To say it in words: In row row place a queen at cell number 0. If the queen does not collide with another one, start searching in the next row.

Then move on to cell number 1 and so on.

We called the function int collision(field_type*, field_type) which we haven't implemted yet. Here it is:

int collision(field_type *field, field_type row){
	field_type i = 0;
	field_type tmp = 0;
	for(i = 0; i < row; i++){
		tmp = field[i] - field[row];
		if (tmp == 0 || tmp == i - row || tmp == row - i){
			return 1;
		}
	}
	return 0;
}

This function checks, if the queen in row row collides with one of the other queens.

Now we just have to call the function search with row = 0 and an empty array.
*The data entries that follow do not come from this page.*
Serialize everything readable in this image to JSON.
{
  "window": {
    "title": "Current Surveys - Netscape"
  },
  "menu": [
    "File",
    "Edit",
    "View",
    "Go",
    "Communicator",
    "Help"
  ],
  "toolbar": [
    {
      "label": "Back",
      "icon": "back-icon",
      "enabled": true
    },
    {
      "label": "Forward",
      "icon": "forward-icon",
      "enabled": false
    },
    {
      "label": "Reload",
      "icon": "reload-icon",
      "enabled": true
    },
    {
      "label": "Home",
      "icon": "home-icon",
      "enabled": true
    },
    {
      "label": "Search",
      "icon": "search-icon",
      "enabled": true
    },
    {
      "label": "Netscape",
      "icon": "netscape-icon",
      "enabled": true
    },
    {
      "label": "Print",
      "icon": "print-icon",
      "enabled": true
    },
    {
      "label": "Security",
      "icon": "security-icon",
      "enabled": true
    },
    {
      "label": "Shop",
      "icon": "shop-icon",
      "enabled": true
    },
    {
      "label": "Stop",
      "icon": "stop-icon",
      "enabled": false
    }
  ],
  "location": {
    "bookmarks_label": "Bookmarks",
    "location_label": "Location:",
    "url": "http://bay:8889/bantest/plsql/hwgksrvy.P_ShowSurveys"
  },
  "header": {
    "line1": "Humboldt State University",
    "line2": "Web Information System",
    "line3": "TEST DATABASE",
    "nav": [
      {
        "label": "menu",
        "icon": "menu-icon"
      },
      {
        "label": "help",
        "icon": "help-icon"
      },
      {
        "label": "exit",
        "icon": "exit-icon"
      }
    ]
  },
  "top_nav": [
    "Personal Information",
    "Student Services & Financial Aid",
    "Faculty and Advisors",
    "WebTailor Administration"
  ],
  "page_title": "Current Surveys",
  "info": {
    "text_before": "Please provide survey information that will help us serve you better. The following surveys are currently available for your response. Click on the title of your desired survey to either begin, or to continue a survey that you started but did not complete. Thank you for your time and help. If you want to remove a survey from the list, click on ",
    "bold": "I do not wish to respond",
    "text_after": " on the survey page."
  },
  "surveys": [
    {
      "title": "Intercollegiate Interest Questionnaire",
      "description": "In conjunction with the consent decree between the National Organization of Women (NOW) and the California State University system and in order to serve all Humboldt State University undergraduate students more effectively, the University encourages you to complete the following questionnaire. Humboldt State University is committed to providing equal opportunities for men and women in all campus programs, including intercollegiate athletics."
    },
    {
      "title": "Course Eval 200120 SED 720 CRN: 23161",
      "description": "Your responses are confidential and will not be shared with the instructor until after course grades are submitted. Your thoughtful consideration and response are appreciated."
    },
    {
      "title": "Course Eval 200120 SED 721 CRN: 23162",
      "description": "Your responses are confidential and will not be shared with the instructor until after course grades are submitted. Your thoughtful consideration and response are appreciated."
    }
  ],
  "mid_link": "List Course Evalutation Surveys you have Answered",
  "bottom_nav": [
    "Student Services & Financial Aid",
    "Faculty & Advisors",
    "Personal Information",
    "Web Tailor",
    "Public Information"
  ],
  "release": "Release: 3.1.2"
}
But we can nearly double the speed if consider that there is a symmetrie: If we exchange the first and the last row, the second and the next-to-last etc., we don't generate or destroy collisions.

So in the first row we only need to check the first half of the row, and then take twice the result.

That has the disadvantage that it only works with an even field size. We could modify our algorithm to work with odd N, but it's not worth the trouble.

(It would work like this: set the first row the values 0 .. (N-1)/2, double the result, set the first row to (N-1)/2 + 1, search again and add these two values).

int main(int argc, char** argv){
	/* Initialisiere Array */
	field_type field[N];
	field_type i = 0;
	for (i = 0; i < N / 2; i++){
		field[0] = i;
		search(field, 1);
	}
	printf("Number of solutions: %ld (with %d queens)\n", 2 * Count, N);
	return 0;
}

Now only routine tasks are left, like including the apropriate header files and parsing the command line argument to set the field size.

Here is the full source code:

/* Copyright by Moritz Lenz (C) 2006. */
/* You may use this file under the terms of the MIT license */
#include <stdio.h>
#include <stdlib.h>

typedef signed short int field_type;

int N = 8;
unsigned long int Count = 0;

int collision(field_type *field, field_type row){
	field_type i = 0;
	field_type tmp = 0;
	for(i = 0; i < row; i++){
		tmp = field[i] - field[row];
		if (tmp == 0 || tmp == i - row || tmp == row - i){
			return 1;
		}
	}
	return 0;
}

void search(field_type *field, field_type row){
	field_type i = 0;
	if (row == N){
		Count++;
		return;
	}

	for (i = 0; i < N; i++){
		field[row] = i;
		if (! collision(field, row)){
			search(field, row + 1);
		}
	}
}


int main(int argc, char** argv){
	if (argc == 2) {
		/* Die Groesse des Feldes wurde auf der Kommandozeile */
		/* angegeben */
		N = atoi(argv[1]);
		if (N < 4 || N % 2 == 1){
			printf("%s: Warning: Ignoring count '%d' since it " 
					"must be an event integer > 3", 
					argv[0], N);
			N = 8;
		}
	}

	field_type field[N];
	field_type i = 0;
	for (i = 0; i < N / 2; i++){
		field[0] = i;
		search(field, 1);
	}
	printf("Number of solutions: %ld (with %d queens)\n", 2 * Count, N);
	return 0;
}

You can download the source code here.

Results

I hope that you know understand a little bit how backtracking works. Apart from that, the results are as follows:

Number of Soltuions

SizeNumber of Solutions
42
68
892
10724
1214200
14365596
1614772512
18666090624

As a chart (logarithmic scaling:)

Click on the image to get a larger version.

(Available as PostScript-file as well)

You can see that the number of solutions increases approximately linear in logarithmic scale, so the overall dependency is about exp(N).

The problem is that with large N the program needs much time, the consumed time grows about exponentially as well.